How did studying in studios across Prague, Brno, and Helsinki shape your artistic voice?
”Each studio was very different, and throughout my studies I went through various approaches to visual art across different media. As I was getting familiar with contemporary art, I felt a need to express myself through other media besides painting.
My earlier works in video and installation might appear more conceptual, but I think I was essentially dealing with the same concerns as in my current painting practice, only expressed through a different medium and strategy. Honestly, I don’t find it very important to look back or to build a specific style or artistic brand. What matters to me is that every new work surprises me in some way, even a small detail that shifts the work in an unexpected direction and captures my attention.
As for specific schools: in Prague and Brno, the heads of studios had a strong influence on my development. At the Faculty of Fine Arts in Brno, the atmosphere of the school around 2010 was very specific, I spent only two years there, but it was a formative period. The environment was highly experimental; the building itself felt almost more like a squat than a traditional academic institution, and the works created there were often quite eccentric.

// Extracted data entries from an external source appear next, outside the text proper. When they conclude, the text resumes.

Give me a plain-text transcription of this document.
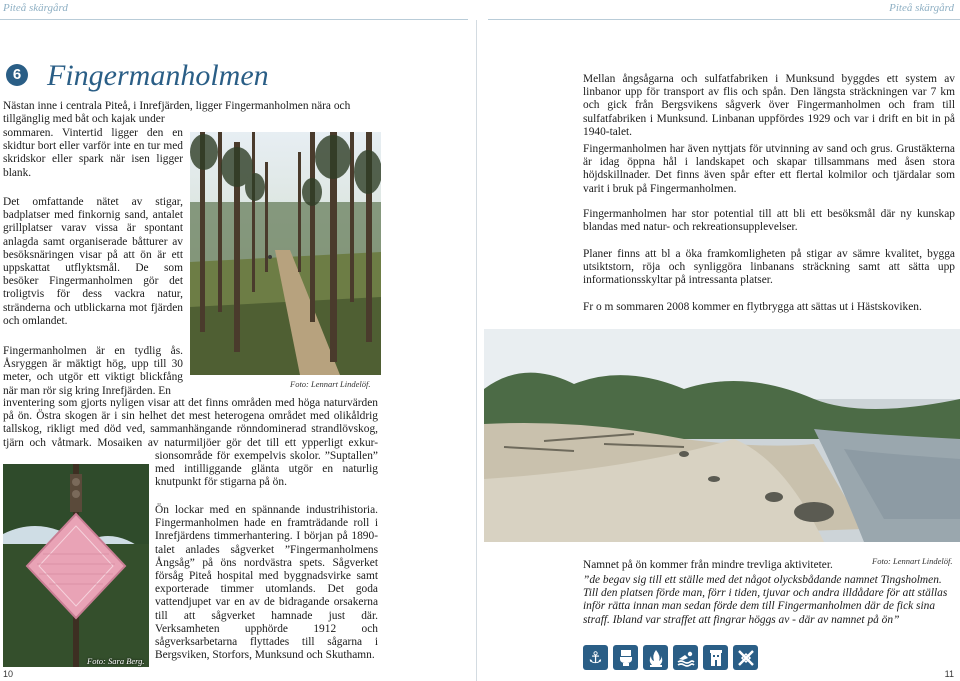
Piteå skärgård	Piteå skärgård
6 Fingermanholmen

Nästan inne i centrala Piteå, i Inrefjärden, ligger Fingermanholmen nära och

tillgänglig med båt och kajak under

sommaren. Vintertid ligger den en skidtur bort eller varför inte en tur med skridskor eller spark när isen ligger blank.
Det omfattande nätet av stigar, badplatser med finkornig sand, antalet grillplatser varav vissa är spontant anlagda samt organiserade båtturer av besöksnäringen visar på att ön är ett uppskattat utflyktsmål. De som besöker Fingermanholmen gör det troligtvis för dess vackra natur, stränderna och utblickarna mot fjärden och omlandet.
Fingermanholmen är en tydlig ås. Åsryggen är mäktigt hög, upp till 30 meter, och utgör ett viktigt blickfång när man rör sig kring Inrefjärden. En
Foto: Lennart Lindelöf.
inventering som gjorts nyligen visar att det finns områden med höga naturvärden på ön. Östra skogen är i sin helhet det mest heterogena området med olikåldrig tallskog, rikligt med död ved, sammanhängande rönndominerad strandlövskog, tjärn och våtmark. Mosaiken av naturmiljöer gör det till ett ypperligt exkur-
sionsområde för exempelvis skolor. ”Suptallen” med intilliggande glänta utgör en naturlig knutpunkt för stigarna på ön.
Foto: Sara Berg.
Ön lockar med en spännande industrihistoria. Fingermanholmen hade en framträdande roll i Inrefjärdens timmerhantering. I början på 1890-talet anlades sågverket ”Fingermanholmens Ångsåg” på öns nordvästra spets. Sågverket försåg Piteå hospital med byggnadsvirke samt exporterade timmer utomlands. Det goda vattendjupet var en av de bidragande orsakerna till att sågverket hamnade just där. Verksamheten upphörde 1912 och sågverksarbetarna flyttades till sågarna i Bergsviken, Storfors, Munksund och Skuthamn.
Mellan ångsågarna och sulfatfabriken i Munksund byggdes ett system av linbanor upp för transport av flis och spån. Den längsta sträckningen var 7 km och gick från Bergsvikens sågverk över Fingermanholmen och fram till sulfatfabriken i Munksund. Linbanan uppfördes 1929 och var i drift en bit in på 1940-talet.
Fingermanholmen har även nyttjats för utvinning av sand och grus. Grustäkterna är idag öppna hål i landskapet och skapar tillsammans med åsen stora höjdskillnader. Det finns även spår efter ett flertal kolmilor och tjärdalar som varit i bruk på Fingermanholmen.
Fingermanholmen har stor potential till att bli ett besöksmål där ny kunskap blandas med natur- och rekreationsupplevelser.
Planer finns att bl a öka framkomligheten på stigar av sämre kvalitet, byggа utsiktstorn, röja och synliggöra linbanans sträckning samt att sätta upp informationsskyltar på intressanta platser.
Fr o m sommaren 2008 kommer en flytbrygga att sättas ut i Hästskoviken.
Namnet på ön kommer från mindre trevliga aktiviteter.	Foto: Lennart Lindelöf.
”de begav sig till ett ställe med det något olycksbådande namnet Tingsholmen. Till den platsen förde man, förr i tiden, tjuvar och andra illdådare för att ställas inför rätta innan man sedan förde dem till Fingermanholmen där de fick sina straff. Ibland var straffet att fingrar höggs av - där av namnet på ön”
⚓
10	11
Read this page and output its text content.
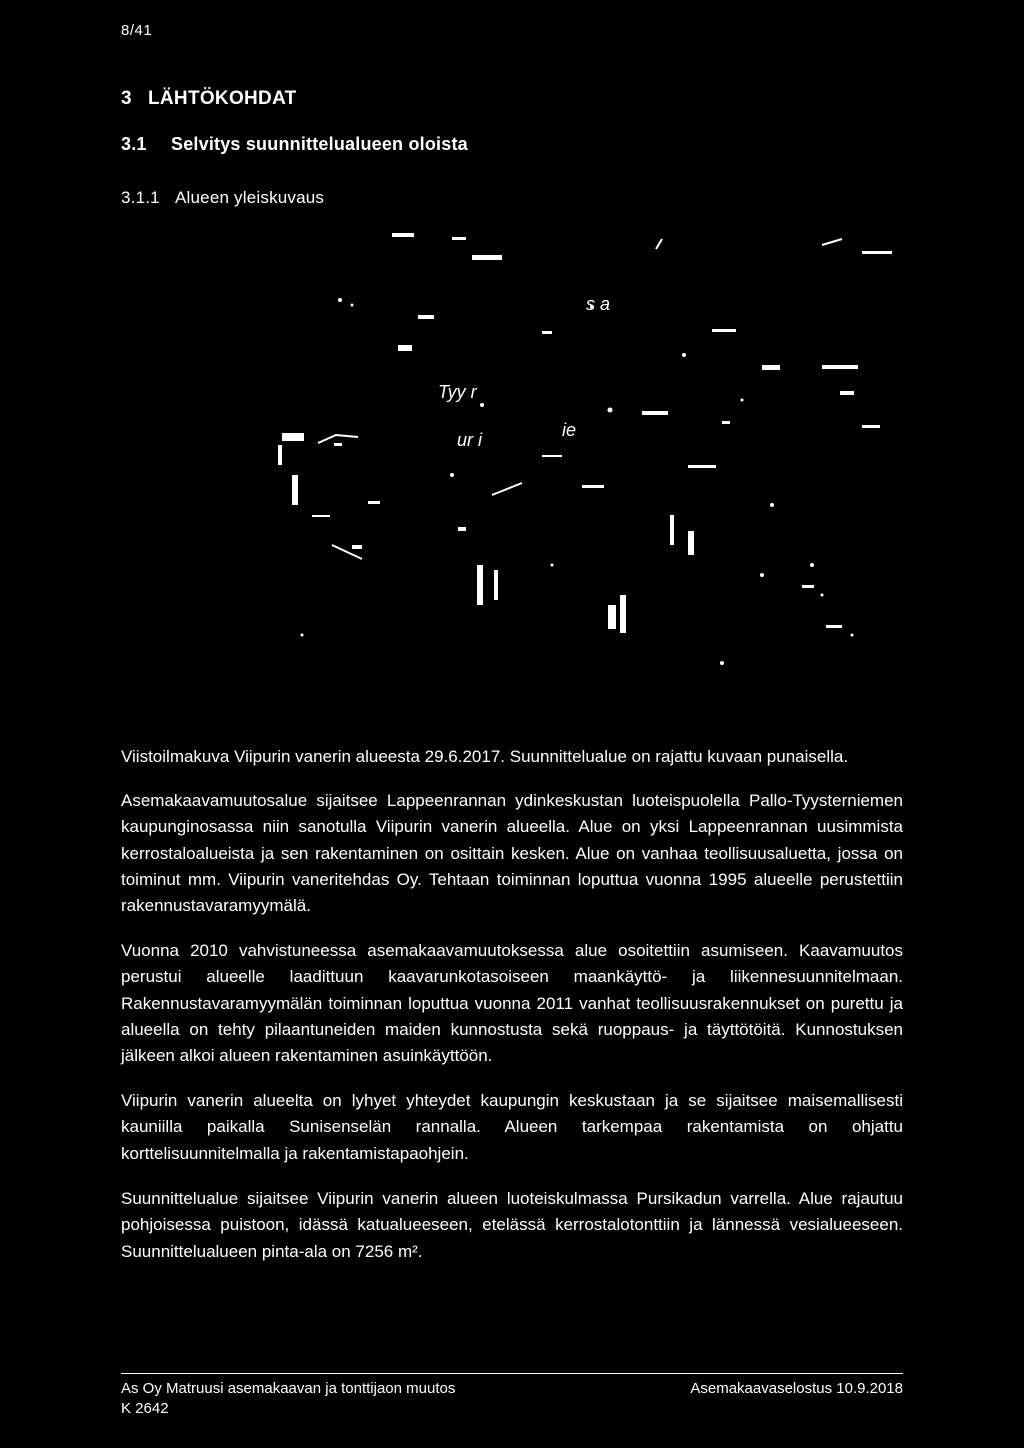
8/41
3 LÄHTÖKOHDAT
3.1 Selvitys suunnittelualueen oloista
3.1.1 Alueen yleiskuvaus
s a
Tyy r
ur i	ie
Viistoilmakuva Viipurin vanerin alueesta 29.6.2017. Suunnittelualue on rajattu kuvaan punaisella.

Asemakaavamuutosalue sijaitsee Lappeenrannan ydinkeskustan luoteispuolella Pallo-Tyysterniemen kaupunginosassa niin sanotulla Viipurin vanerin alueella. Alue on yksi Lappeenrannan uusimmista kerrostaloalueista ja sen rakentaminen on osittain kesken. Alue on vanhaa teollisuusaluetta, jossa on toiminut mm. Viipurin vaneritehdas Oy. Tehtaan toiminnan loputtua vuonna 1995 alueelle perustettiin rakennustavaramyymälä.

Vuonna 2010 vahvistuneessa asemakaavamuutoksessa alue osoitettiin asumiseen. Kaavamuutos perustui alueelle laadittuun kaavarunkotasoiseen maankäyttö- ja liikennesuunnitelmaan. Rakennustavaramyymälän toiminnan loputtua vuonna 2011 vanhat teollisuusrakennukset on purettu ja alueella on tehty pilaantuneiden maiden kunnostusta sekä ruoppaus- ja täyttötöitä. Kunnostuksen jälkeen alkoi alueen rakentaminen asuinkäyttöön.

Viipurin vanerin alueelta on lyhyet yhteydet kaupungin keskustaan ja se sijaitsee maisemallisesti kauniilla paikalla Sunisenselän rannalla. Alueen tarkempaa rakentamista on ohjattu korttelisuunnitelmalla ja rakentamistapaohjein.

Suunnittelualue sijaitsee Viipurin vanerin alueen luoteiskulmassa Pursikadun varrella. Alue rajautuu pohjoisessa puistoon, idässä katualueeseen, etelässä kerrostalotonttiin ja lännessä vesialueeseen. Suunnittelualueen pinta-ala on 7256 m².

As Oy Matruusi asemakaavan ja tonttijaon muutos
K 2642
Asemakaavaselostus 10.9.2018
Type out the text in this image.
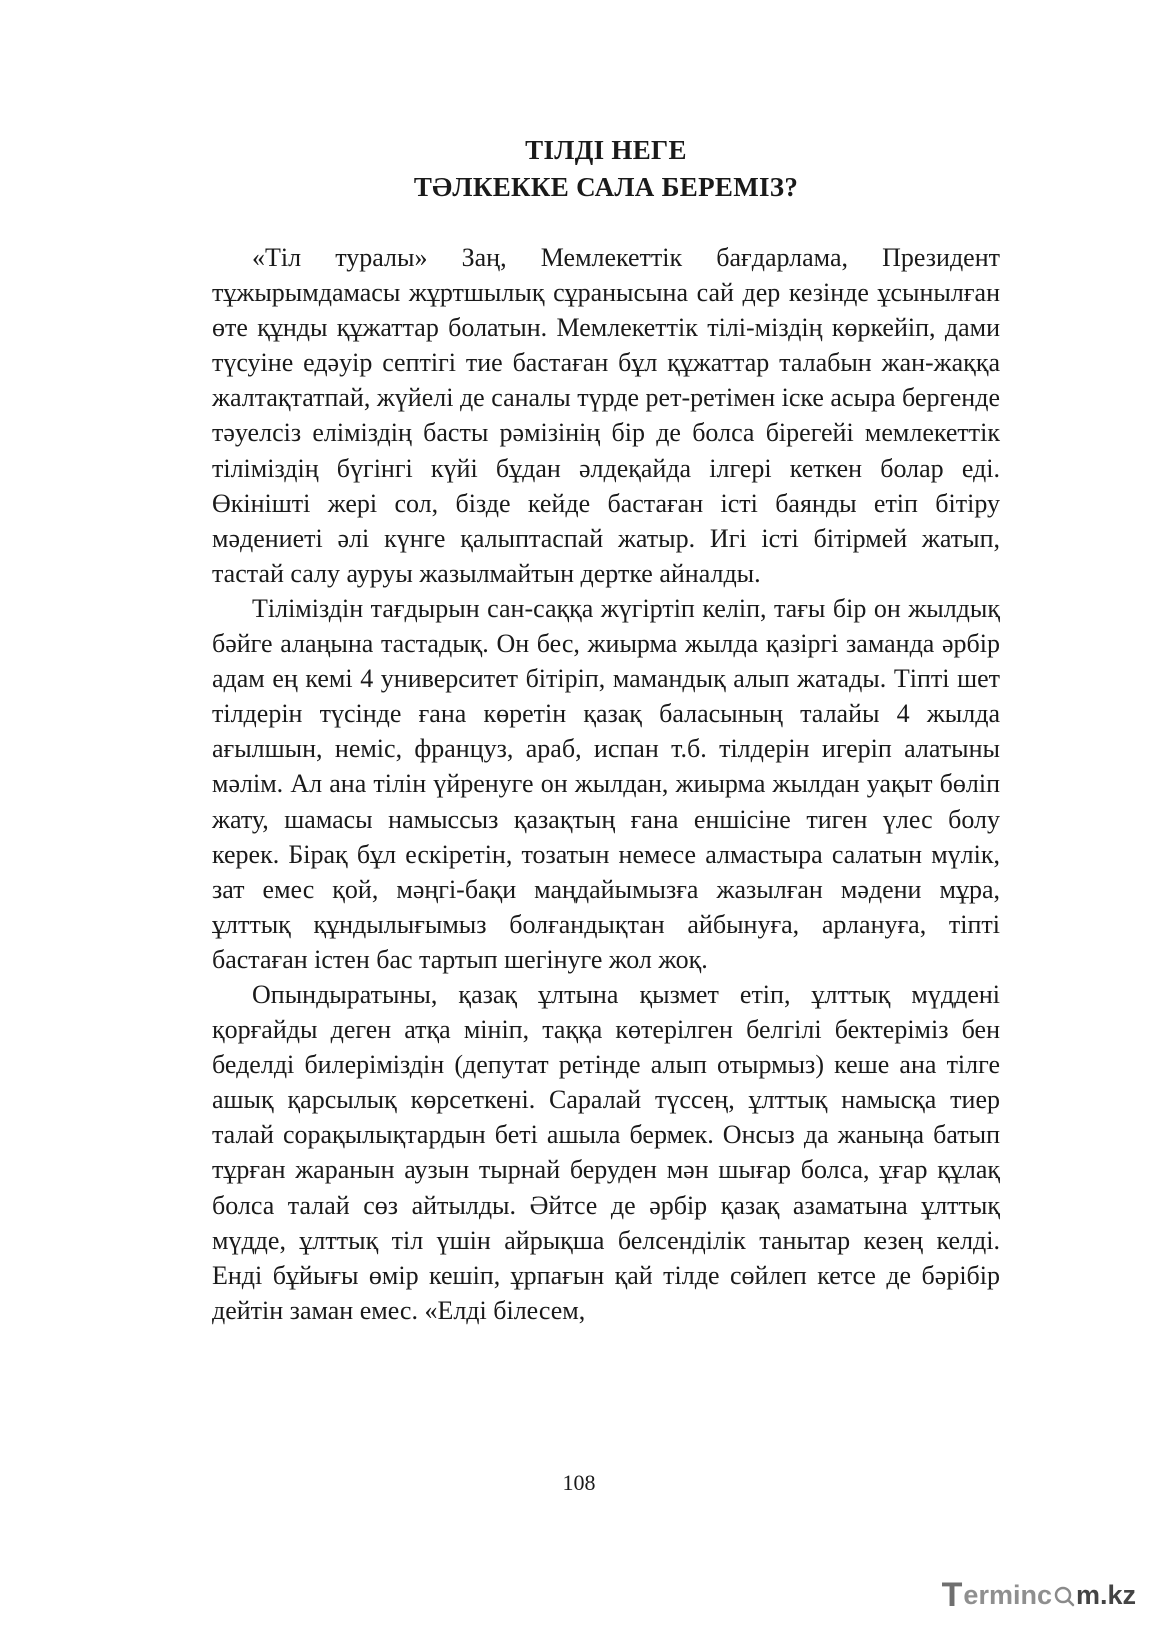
ТІЛДІ НЕГЕ
ТӘЛКЕККЕ САЛА БЕРЕМІЗ?

«Тіл туралы» Заң, Мемлекеттік бағдарлама, Президент тұжырымдамасы жұртшылық сұранысына сай дер кезінде ұсынылған өте құнды құжаттар болатын. Мемлекеттік тілі-міздің көркейіп, дами түсуіне едәуір септігі тие бастаған бұл құжаттар талабын жан-жаққа жалтақтатпай, жүйелі де саналы түрде рет-ретімен іске асыра бергенде тәуелсіз еліміздің басты рәмізінің бір де болса бірегейі мемлекеттік тіліміздің бүгінгі күйі бұдан әлдеқайда ілгері кеткен болар еді. Өкінішті жері сол, бізде кейде бастаған істі баянды етіп бітіру мәдениеті әлі күнге қалыптаспай жатыр. Игі істі бітірмей жатып, тастай салу ауруы жазылмайтын дертке айналды.

Тіліміздін тағдырын сан-саққа жүгіртіп келіп, тағы бір он жылдық бәйге алаңына тастадық. Он бес, жиырма жылда қазіргі заманда әрбір адам ең кемі 4 университет бітіріп, мамандық алып жатады. Тіпті шет тілдерін түсінде ғана көретін қазақ баласының талайы 4 жылда ағылшын, неміс, француз, араб, испан т.б. тілдерін игеріп алатыны мәлім. Ал ана тілін үйренуге он жылдан, жиырма жылдан уақыт бөліп жату, шамасы намыссыз қазақтың ғана еншісіне тиген үлес болу керек. Бірақ бұл ескіретін, тозатын немесе алмастыра салатын мүлік, зат емес қой, мәңгі-бақи маңдайымызға жазылған мәдени мұра, ұлттық құндылығымыз болғандықтан айбынуға, арлануға, тіпті бастаған істен бас тартып шегінуге жол жоқ.

Опындыратыны, қазақ ұлтына қызмет етіп, ұлттық мүддені қорғайды деген атқа мініп, таққа көтерілген белгілі бектеріміз бен беделді билеріміздін (депутат ретінде алып отырмыз) кеше ана тілге ашық қарсылық көрсеткені. Саралай түссең, ұлттық намысқа тиер талай сорақылықтардын беті ашыла бермек. Онсыз да жаныңа батып тұрған жаранын аузын тырнай беруден мән шығар болса, ұғар құлақ болса талай сөз айтылды. Әйтсе де әрбір қазақ азаматына ұлттық мүдде, ұлттық тіл үшін айрықша белсенділік танытар кезең келді. Енді бұйығы өмір кешіп, ұрпағын қай тілде сөйлеп кетсе де бәрібір дейтін заман емес. «Елді білесем,

108
T erminc m.kz
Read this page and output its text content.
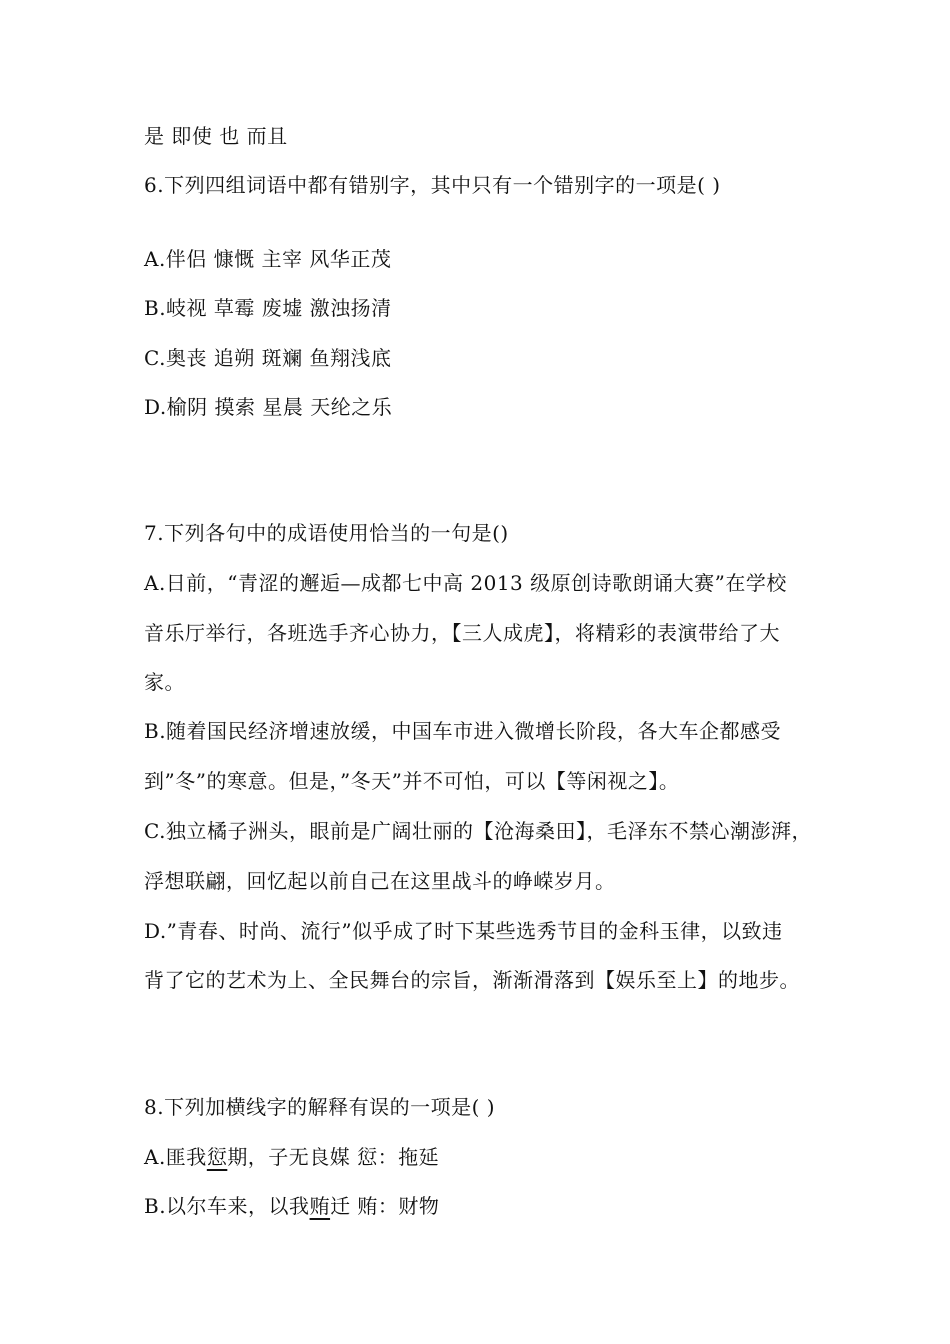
是 即使 也 而且
6.下列四组词语中都有错别字，其中只有一个错别字的一项是( )
A.伴侣 慷慨 主宰 风华正茂
B.岐视 草霉 废墟 激浊扬清
C.奥丧 追朔 斑斓 鱼翔浅底
D.榆阴 摸索 星晨 天纶之乐
7.下列各句中的成语使用恰当的一句是()
A.日前，“青涩的邂逅—成都七中高 2013 级原创诗歌朗诵大赛”在学校
音乐厅举行，各班选手齐心协力，【三人成虎】，将精彩的表演带给了大
家。
B.随着国民经济增速放缓，中国车市进入微增长阶段，各大车企都感受
到”冬”的寒意。但是，”冬天”并不可怕，可以【等闲视之】。
C.独立橘子洲头，眼前是广阔壮丽的【沧海桑田】，毛泽东不禁心潮澎湃，
浮想联翩，回忆起以前自己在这里战斗的峥嵘岁月。
D.”青春、时尚、流行”似乎成了时下某些选秀节目的金科玉律，以致违
背了它的艺术为上、全民舞台的宗旨，渐渐滑落到【娱乐至上】的地步。
8.下列加横线字的解释有误的一项是( )
A.匪我愆期，子无良媒 愆：拖延
B.以尔车来，以我贿迁 贿：财物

At the Academy of Fine Arts in Prague, the atmosphere was more traditional, yet the studio I attended was more progressive, with openness and an empathetic approach to discussion. At the same time, I began to exhibit my work more publicly in galleries and to reflect on my practice within this context. In Helsinki, the system was set up differently, perhaps less personal. You didn’t attend a studio with a single professor, but instead chose specific tutors for consultations based on your needs. There was excellent support and a very good environment for working. I also appreciated the opportunity to exhibit at a gallery in the city center, and I still remember another show I took part in inside a kind of crazy underground bunker that you had to climb down into using a ladder. During my stay, alongside my canvas paintings, I was obsessively drawing and painting on exhibition texts, newspapers, flyers, and printed matter I collected, all in Finnish, a language I didn’t understand at all. Later, I photographed these drawings and turned them into a video where the images drift across the screen like over a water surface, or like scrolling on a mobile phone. In Finland, I was also deeply enriched by the local environment and the landscape, which I explored through occasional travels.
Five years later, I returned to Helsinki for an exhibition at the Czech Embassy in Finland, where I presented a series of paintings and drawings together with objects and a short film, a kind of romantic, dreamlike piece about a flutist wandering through the landscape.”